Uma reviravolta no mercado global de café está em curso e tem tudo para impactar diretamente o Brasil, maior exportador da bebida no mundo. Com um acordo de US$ 18 bilhões, a gigante norte-americana Keurig Dr Pepper (KDP) anunciou a compra da JDE Peet’s, empresa holandesa que controla marcas amplamente conhecidas como Pilão e L’OR. A movimentação marca a maior aquisição da história do setor cafeeiro e promete alterar profundamente a dinâmica internacional da cadeia produtiva — e até mesmo as estratégias de exportação brasileiras.
Mais do que o tamanho do investimento, o que chama atenção é a concentração de mercado que o negócio vai gerar. Ao assumir o controle da JDE Peet’s, a KDP se tornará líder ou vice-líder em nada menos que 40 países, formando o que analistas já classificam como um novo império global do café industrializado. Não se trata apenas de uma fusão: trata-se de uma reformulação profunda na estrutura de poder que movimenta bilhões em vendas e milhões de sacas de grãos.
Oportunidades de triangulação com café brasileiro
Esse novo cenário pode ter efeitos indiretos, mas poderosos, para o Brasil. A atual tarifa de 50% imposta pelos Estados Unidos sobre o café verde brasileiro tem limitado a competitividade do produto no maior mercado consumidor da bebida. Entretanto, com a conclusão do acordo, analistas avaliam que haverá margem para operações de triangulação, em que o grão nacional pode ser processado em outros países — como México, Canadá ou até a própria Holanda — e exportado como produto industrializado.
A fusão, portanto, não apenas amplia a força operacional da KDP, como também oferece rotas comerciais alternativas para contornar barreiras tarifárias. O cenário ganha ainda mais relevância diante da atual volatilidade dos preços internacionais do café, agravada por questões climáticas e pela queda dos estoques globais. A operação representa uma peça estratégica que pode mudar as engrenagens logísticas do setor.
Uma nova era para as marcas Pilão, L’OR e Peet’s Coffee
Com o avanço da fusão, a KDP se dividirá em dois braços empresariais: um focado em bebidas geladas, como os refrigerantes Dr Pepper e Snapple; e outro voltado exclusivamente para o café, batizado de Global Coffee Co.. Este novo núcleo será responsável por todas as marcas de cafés embalados e cápsulas da antiga JDE Peet’s, além de controlar mais de 280 lojas da rede Peet’s Coffee nos Estados Unidos e cerca de outras 200 em países estratégicos.

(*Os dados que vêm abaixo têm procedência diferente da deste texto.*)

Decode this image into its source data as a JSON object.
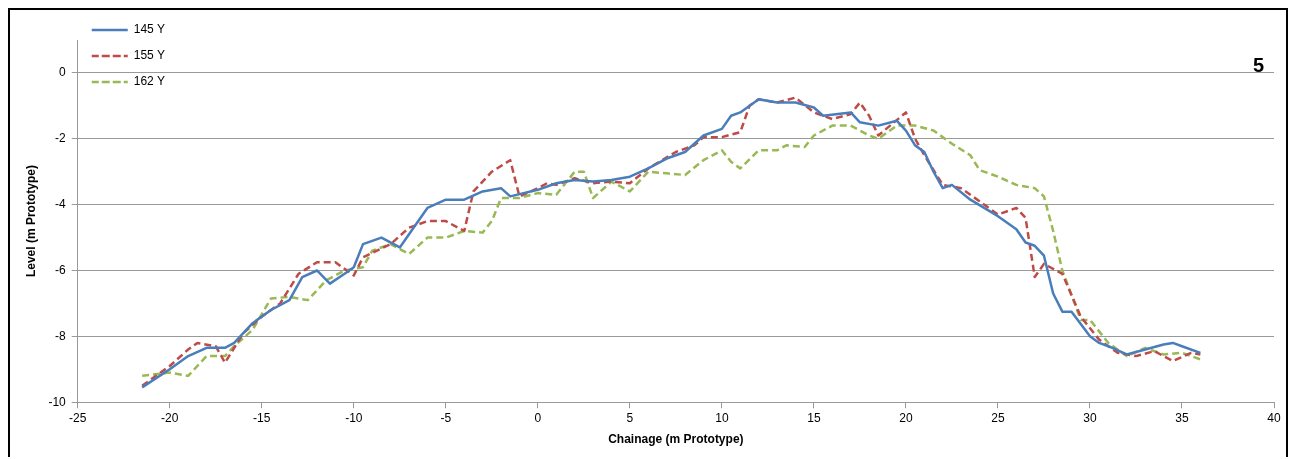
{
  "chart_data": {
    "type": "line",
    "xlabel": "Chainage (m Prototype)",
    "ylabel": "Level (m Prototype)",
    "annotations": [
      "5"
    ],
    "xlim": [
      -25,
      40
    ],
    "xticks": [
      -25,
      -20,
      -15,
      -10,
      -5,
      0,
      5,
      10,
      15,
      20,
      25,
      30,
      35,
      40
    ],
    "ylim": [
      -10,
      1
    ],
    "yticks": [
      -10,
      -8,
      -6,
      -4,
      -2,
      0
    ],
    "grid": "y",
    "legend": "top left",
    "marker": "none",
    "series": [
      {
        "name": "145 Y",
        "color": "#4a7ebb",
        "line_style": "solid",
        "x": [
          -21.5,
          -20,
          -19,
          -18,
          -17,
          -16.5,
          -15.5,
          -14.5,
          -13.5,
          -12.8,
          -12,
          -11.3,
          -10.5,
          -10,
          -9.5,
          -8.5,
          -7.5,
          -7,
          -6,
          -5,
          -4,
          -3,
          -2,
          -1.5,
          0,
          1,
          2,
          3,
          4,
          5,
          6,
          7,
          8,
          9,
          10,
          10.5,
          11,
          12,
          13,
          14,
          15,
          15.5,
          17,
          17.5,
          18.5,
          19.5,
          20,
          20.5,
          21,
          21.5,
          22,
          22.5,
          23.5,
          25,
          26,
          26.5,
          27,
          27.5,
          28,
          28.5,
          29,
          30,
          30.5,
          31,
          32,
          33,
          34,
          34.5,
          35,
          36
        ],
        "values": [
          -9.55,
          -9.0,
          -8.6,
          -8.35,
          -8.35,
          -8.2,
          -7.6,
          -7.2,
          -6.9,
          -6.2,
          -6.0,
          -6.4,
          -6.1,
          -5.9,
          -5.2,
          -5.0,
          -5.3,
          -4.9,
          -4.1,
          -3.85,
          -3.85,
          -3.6,
          -3.5,
          -3.75,
          -3.55,
          -3.35,
          -3.25,
          -3.3,
          -3.25,
          -3.15,
          -2.9,
          -2.6,
          -2.4,
          -1.9,
          -1.7,
          -1.3,
          -1.2,
          -0.8,
          -0.9,
          -0.9,
          -1.05,
          -1.3,
          -1.2,
          -1.5,
          -1.6,
          -1.45,
          -1.75,
          -2.2,
          -2.4,
          -3.0,
          -3.5,
          -3.4,
          -3.85,
          -4.35,
          -4.75,
          -5.15,
          -5.25,
          -5.55,
          -6.7,
          -7.25,
          -7.25,
          -8.0,
          -8.2,
          -8.3,
          -8.55,
          -8.4,
          -8.25,
          -8.2,
          -8.3,
          -8.5
        ]
      },
      {
        "name": "155 Y",
        "color": "#be4b48",
        "line_style": "dashed",
        "x": [
          -21.5,
          -20,
          -19,
          -18.5,
          -17.5,
          -17,
          -16,
          -15,
          -14,
          -13,
          -12,
          -11,
          -10,
          -9.5,
          -8,
          -7,
          -6,
          -5,
          -4,
          -3.5,
          -2.5,
          -1.5,
          -1,
          0,
          0.5,
          1,
          2,
          3,
          4,
          5,
          6,
          7.5,
          8.5,
          9,
          10,
          11,
          11.5,
          12,
          13,
          14,
          15,
          16,
          17,
          17.5,
          18,
          18.5,
          20,
          20.5,
          21,
          22,
          23,
          24,
          25,
          26,
          26.5,
          27,
          27.5,
          28.5,
          29.5,
          30.5,
          31.5,
          32.5,
          33.5,
          34.5,
          35.5,
          36
        ],
        "values": [
          -9.5,
          -8.9,
          -8.4,
          -8.2,
          -8.3,
          -8.8,
          -7.9,
          -7.4,
          -7.0,
          -6.1,
          -5.75,
          -5.75,
          -6.15,
          -5.6,
          -5.2,
          -4.7,
          -4.5,
          -4.5,
          -4.8,
          -3.6,
          -3.0,
          -2.65,
          -3.75,
          -3.5,
          -3.35,
          -3.4,
          -3.2,
          -3.35,
          -3.3,
          -3.35,
          -2.9,
          -2.4,
          -2.2,
          -1.95,
          -1.95,
          -1.8,
          -1.0,
          -0.8,
          -0.9,
          -0.75,
          -1.2,
          -1.4,
          -1.25,
          -0.9,
          -1.3,
          -1.9,
          -1.2,
          -2.0,
          -2.5,
          -3.4,
          -3.5,
          -3.9,
          -4.3,
          -4.1,
          -4.4,
          -6.2,
          -5.8,
          -6.1,
          -7.4,
          -8.1,
          -8.5,
          -8.6,
          -8.45,
          -8.75,
          -8.5,
          -8.55
        ]
      },
      {
        "name": "162 Y",
        "color": "#98b954",
        "line_style": "dashed",
        "x": [
          -21.5,
          -20,
          -19,
          -18,
          -17,
          -16.5,
          -15.5,
          -14.5,
          -13.5,
          -12.5,
          -11.5,
          -10.5,
          -9.5,
          -9,
          -8,
          -7,
          -6,
          -5,
          -4,
          -3,
          -2.5,
          -2,
          -1,
          0,
          1,
          2,
          2.5,
          3,
          4,
          5,
          6,
          7,
          8,
          9,
          10,
          10.5,
          11,
          12,
          13,
          13.5,
          14.5,
          15,
          16,
          17,
          18,
          18.5,
          19.5,
          20.5,
          21.5,
          22.5,
          23.5,
          24,
          25,
          26,
          27,
          27.5,
          28,
          28.5,
          29.5,
          30,
          31,
          32,
          33,
          34,
          35,
          36
        ],
        "values": [
          -9.2,
          -9.1,
          -9.2,
          -8.6,
          -8.6,
          -8.3,
          -7.8,
          -6.85,
          -6.8,
          -6.9,
          -6.3,
          -6.0,
          -5.9,
          -5.4,
          -5.2,
          -5.5,
          -5.0,
          -5.0,
          -4.8,
          -4.85,
          -4.5,
          -3.8,
          -3.8,
          -3.65,
          -3.7,
          -3.0,
          -3.0,
          -3.8,
          -3.3,
          -3.6,
          -3.0,
          -3.05,
          -3.1,
          -2.65,
          -2.35,
          -2.7,
          -2.9,
          -2.35,
          -2.35,
          -2.2,
          -2.25,
          -1.9,
          -1.6,
          -1.6,
          -1.9,
          -2.0,
          -1.6,
          -1.6,
          -1.75,
          -2.15,
          -2.5,
          -2.95,
          -3.15,
          -3.4,
          -3.5,
          -3.75,
          -4.8,
          -6.0,
          -7.5,
          -7.5,
          -8.2,
          -8.6,
          -8.35,
          -8.55,
          -8.5,
          -8.7
        ]
      }
    ]
  }
}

A Global Coffee Co. já nasce gigante: estima-se que movimentará US$ 16 bilhões em vendas líquidas anuais, operando mais de 40 fábricas no mundo e gerenciando um portfólio com 125 linhas de produtos, entre cápsulas, cafés moídos, solúveis e prontos para consumo. Nesse novo tabuleiro global, marcas como Pilão, cuja presença no Brasil é consolidada há décadas, passam a ser peças de uma engrenagem ainda mais complexa e com enorme capacidade de influenciar padrões de consumo, tanto no varejo quanto no atacado.
Um mercado em expansão e as brechas para o Brasil
Embora os efeitos da fusão devam se desenrolar nos próximos meses, já há especulações sobre a possibilidade de o Brasil reocupar espaço no mercado norte-americano por meio da exportação indireta de café industrializado. A operação também pode acelerar o crescimento de pequenos produtores nacionais que apostam em nichos de qualidade e diferenciação, especialmente diante do domínio dos conglomerados.

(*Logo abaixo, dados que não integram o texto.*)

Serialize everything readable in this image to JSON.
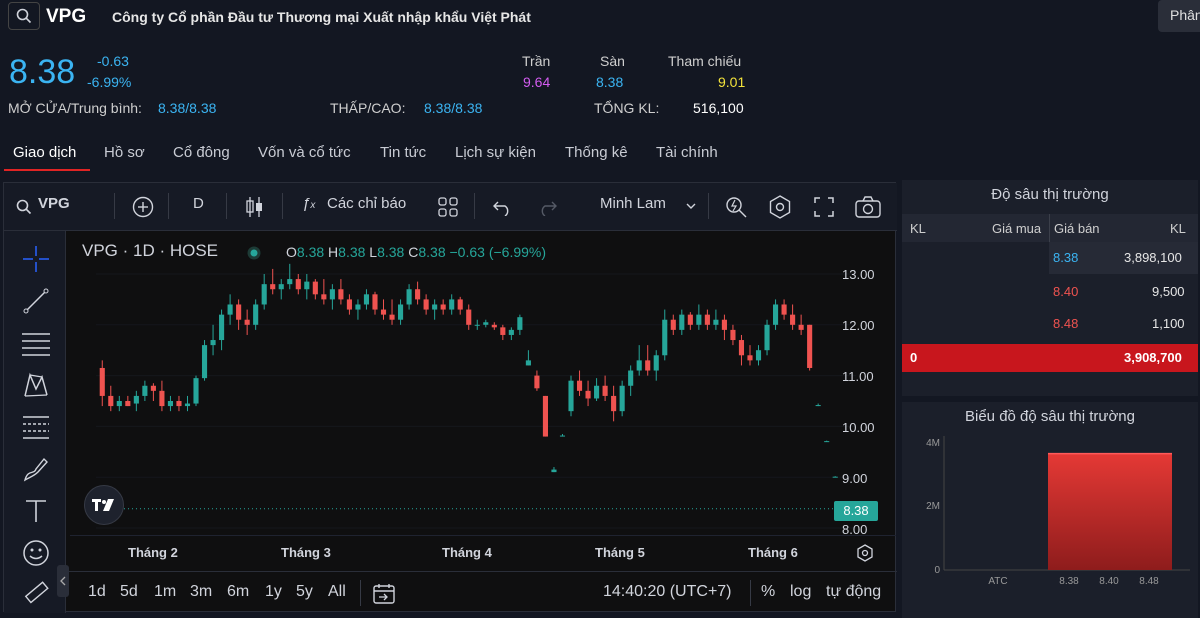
{
  "header": {
    "ticker": "VPG",
    "company_name": "Công ty Cổ phần Đầu tư Thương mại Xuất nhập khẩu Việt Phát",
    "lang_button": "Phân"
  },
  "quote": {
    "price": "8.38",
    "change": "-0.63",
    "change_pct": "-6.99%",
    "ceiling_label": "Trần",
    "ceiling_value": "9.64",
    "floor_label": "Sàn",
    "floor_value": "8.38",
    "ref_label": "Tham chiếu",
    "ref_value": "9.01",
    "open_avg_label": "MỞ CỬA/Trung bình:",
    "open_avg_value": "8.38/8.38",
    "lowhigh_label": "THẤP/CAO:",
    "lowhigh_value": "8.38/8.38",
    "volume_label": "TỔNG KL:",
    "volume_value": "516,100",
    "colors": {
      "price": "#3bb4f2",
      "ceiling": "#d35cf0",
      "floor": "#3bb4f2",
      "ref": "#f2e23b"
    }
  },
  "tabs": [
    "Giao dịch",
    "Hồ sơ",
    "Cổ đông",
    "Vốn và cổ tức",
    "Tin tức",
    "Lịch sự kiện",
    "Thống kê",
    "Tài chính"
  ],
  "chart_toolbar": {
    "symbol": "VPG",
    "interval": "D",
    "indicators_label": "Các chỉ báo",
    "theme_label": "Minh Lam"
  },
  "chart_legend": {
    "title": "VPG · 1D · HOSE",
    "o_key": "O",
    "o_val": "8.38",
    "h_key": "H",
    "h_val": "8.38",
    "l_key": "L",
    "l_val": "8.38",
    "c_key": "C",
    "c_val": "8.38",
    "chg": "−0.63 (−6.99%)"
  },
  "current_price_tag": "8.38",
  "range_bar": {
    "ranges": [
      "1d",
      "5d",
      "1m",
      "3m",
      "6m",
      "1y",
      "5y",
      "All"
    ],
    "clock": "14:40:20 (UTC+7)",
    "pct": "%",
    "log": "log",
    "auto": "tự động"
  },
  "chart_data": {
    "type": "candlestick",
    "x_labels": [
      "Tháng 2",
      "Tháng 3",
      "Tháng 4",
      "Tháng 5",
      "Tháng 6"
    ],
    "y_ticks": [
      "13.00",
      "12.00",
      "11.00",
      "10.00",
      "9.00",
      "8.00"
    ],
    "ylim": [
      8.0,
      13.0
    ],
    "ohlc": [
      [
        11.15,
        11.3,
        10.4,
        10.6
      ],
      [
        10.6,
        10.8,
        10.3,
        10.4
      ],
      [
        10.4,
        10.6,
        10.3,
        10.5
      ],
      [
        10.5,
        10.6,
        10.4,
        10.4
      ],
      [
        10.45,
        10.7,
        10.3,
        10.6
      ],
      [
        10.6,
        10.9,
        10.5,
        10.8
      ],
      [
        10.8,
        10.85,
        10.5,
        10.7
      ],
      [
        10.7,
        10.9,
        10.3,
        10.4
      ],
      [
        10.4,
        10.6,
        10.3,
        10.5
      ],
      [
        10.5,
        10.6,
        10.3,
        10.4
      ],
      [
        10.4,
        10.6,
        10.3,
        10.45
      ],
      [
        10.45,
        11.0,
        10.4,
        10.95
      ],
      [
        10.95,
        11.7,
        10.9,
        11.6
      ],
      [
        11.6,
        12.0,
        11.4,
        11.7
      ],
      [
        11.7,
        12.3,
        11.5,
        12.2
      ],
      [
        12.2,
        12.6,
        12.0,
        12.4
      ],
      [
        12.4,
        12.5,
        11.9,
        12.1
      ],
      [
        12.1,
        12.3,
        11.8,
        12.0
      ],
      [
        12.0,
        12.5,
        11.9,
        12.4
      ],
      [
        12.4,
        13.0,
        12.3,
        12.8
      ],
      [
        12.8,
        13.1,
        12.6,
        12.7
      ],
      [
        12.7,
        12.9,
        12.5,
        12.8
      ],
      [
        12.8,
        13.2,
        12.7,
        12.9
      ],
      [
        12.9,
        13.0,
        12.6,
        12.7
      ],
      [
        12.7,
        13.0,
        12.5,
        12.85
      ],
      [
        12.85,
        12.9,
        12.5,
        12.6
      ],
      [
        12.6,
        12.9,
        12.4,
        12.5
      ],
      [
        12.5,
        12.8,
        12.3,
        12.7
      ],
      [
        12.7,
        12.9,
        12.4,
        12.5
      ],
      [
        12.5,
        12.6,
        12.2,
        12.3
      ],
      [
        12.3,
        12.5,
        12.1,
        12.4
      ],
      [
        12.4,
        12.7,
        12.3,
        12.6
      ],
      [
        12.6,
        12.65,
        12.2,
        12.3
      ],
      [
        12.3,
        12.5,
        12.1,
        12.2
      ],
      [
        12.2,
        12.5,
        12.0,
        12.1
      ],
      [
        12.1,
        12.5,
        12.0,
        12.4
      ],
      [
        12.4,
        12.8,
        12.3,
        12.7
      ],
      [
        12.7,
        12.85,
        12.4,
        12.5
      ],
      [
        12.5,
        12.6,
        12.2,
        12.3
      ],
      [
        12.3,
        12.5,
        12.1,
        12.4
      ],
      [
        12.4,
        12.5,
        12.2,
        12.3
      ],
      [
        12.3,
        12.6,
        12.2,
        12.5
      ],
      [
        12.5,
        12.55,
        12.2,
        12.3
      ],
      [
        12.3,
        12.4,
        11.9,
        12.0
      ],
      [
        12.0,
        12.1,
        11.9,
        12.0
      ],
      [
        12.0,
        12.1,
        11.95,
        12.05
      ],
      [
        12.0,
        12.05,
        11.9,
        11.95
      ],
      [
        11.95,
        12.0,
        11.7,
        11.8
      ],
      [
        11.8,
        11.95,
        11.7,
        11.9
      ],
      [
        11.9,
        12.2,
        11.8,
        12.15
      ],
      [
        11.2,
        11.5,
        11.2,
        11.3
      ],
      [
        11.0,
        11.1,
        10.7,
        10.75
      ],
      [
        10.6,
        10.6,
        9.8,
        9.8
      ],
      [
        9.1,
        9.2,
        9.1,
        9.15
      ],
      [
        9.8,
        9.85,
        9.8,
        9.82
      ],
      [
        10.3,
        11.0,
        10.2,
        10.9
      ],
      [
        10.9,
        11.1,
        10.6,
        10.7
      ],
      [
        10.7,
        10.9,
        10.4,
        10.55
      ],
      [
        10.55,
        10.95,
        10.5,
        10.8
      ],
      [
        10.8,
        11.0,
        10.5,
        10.6
      ],
      [
        10.6,
        10.8,
        10.1,
        10.3
      ],
      [
        10.3,
        10.9,
        10.2,
        10.8
      ],
      [
        10.8,
        11.2,
        10.6,
        11.1
      ],
      [
        11.1,
        11.6,
        11.0,
        11.3
      ],
      [
        11.3,
        11.6,
        11.0,
        11.1
      ],
      [
        11.1,
        11.5,
        10.9,
        11.4
      ],
      [
        11.4,
        12.3,
        11.3,
        12.1
      ],
      [
        12.1,
        12.2,
        11.8,
        11.9
      ],
      [
        11.9,
        12.3,
        11.8,
        12.2
      ],
      [
        12.2,
        12.25,
        11.9,
        12.0
      ],
      [
        12.0,
        12.4,
        11.9,
        12.2
      ],
      [
        12.2,
        12.3,
        11.9,
        12.0
      ],
      [
        12.0,
        12.3,
        11.9,
        12.1
      ],
      [
        12.1,
        12.2,
        11.7,
        11.9
      ],
      [
        11.9,
        12.0,
        11.6,
        11.7
      ],
      [
        11.7,
        11.8,
        11.2,
        11.4
      ],
      [
        11.4,
        11.6,
        11.2,
        11.3
      ],
      [
        11.3,
        11.6,
        11.2,
        11.5
      ],
      [
        11.5,
        12.1,
        11.4,
        12.0
      ],
      [
        12.0,
        12.5,
        11.9,
        12.4
      ],
      [
        12.4,
        12.5,
        12.1,
        12.2
      ],
      [
        12.2,
        12.4,
        11.9,
        12.0
      ],
      [
        12.0,
        12.2,
        11.8,
        11.9
      ],
      [
        12.0,
        12.0,
        11.1,
        11.15
      ],
      [
        10.4,
        10.45,
        10.4,
        10.42
      ],
      [
        9.7,
        9.72,
        9.7,
        9.71
      ],
      [
        9.0,
        9.02,
        9.0,
        9.01
      ],
      [
        8.38,
        8.38,
        8.38,
        8.38
      ]
    ],
    "up_color": "#26a69a",
    "down_color": "#ef5350"
  },
  "depth": {
    "title": "Độ sâu thị trường",
    "headers": {
      "vol_buy": "KL",
      "bid": "Giá mua",
      "ask": "Giá bán",
      "vol_sell": "KL"
    },
    "rows": [
      {
        "ask": "8.38",
        "vol": "3,898,100",
        "color": "#3bb4f2"
      },
      {
        "ask": "8.40",
        "vol": "9,500",
        "color": "#ef5350"
      },
      {
        "ask": "8.48",
        "vol": "1,100",
        "color": "#ef5350"
      }
    ],
    "total_buy": "0",
    "total_sell": "3,908,700"
  },
  "depth_chart": {
    "title": "Biểu đồ độ sâu thị trường",
    "y_ticks": [
      "4M",
      "2M",
      "0"
    ],
    "x_labels": [
      "ATC",
      "8.38",
      "8.40",
      "8.48"
    ],
    "cumulative_sell": 3908700,
    "y_max": 4500000
  }
}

A lógica lembra o que ocorreu no mercado de cervejas: à medida que algumas empresas cresceram demais, abriu-se espaço para o artesanal e o inovador. No café, o conceito “bean to package” — da colheita à embalagem — já é explorado por torrefadoras brasileiras de pequeno porte, que podem se beneficiar do novo cenário competitivo.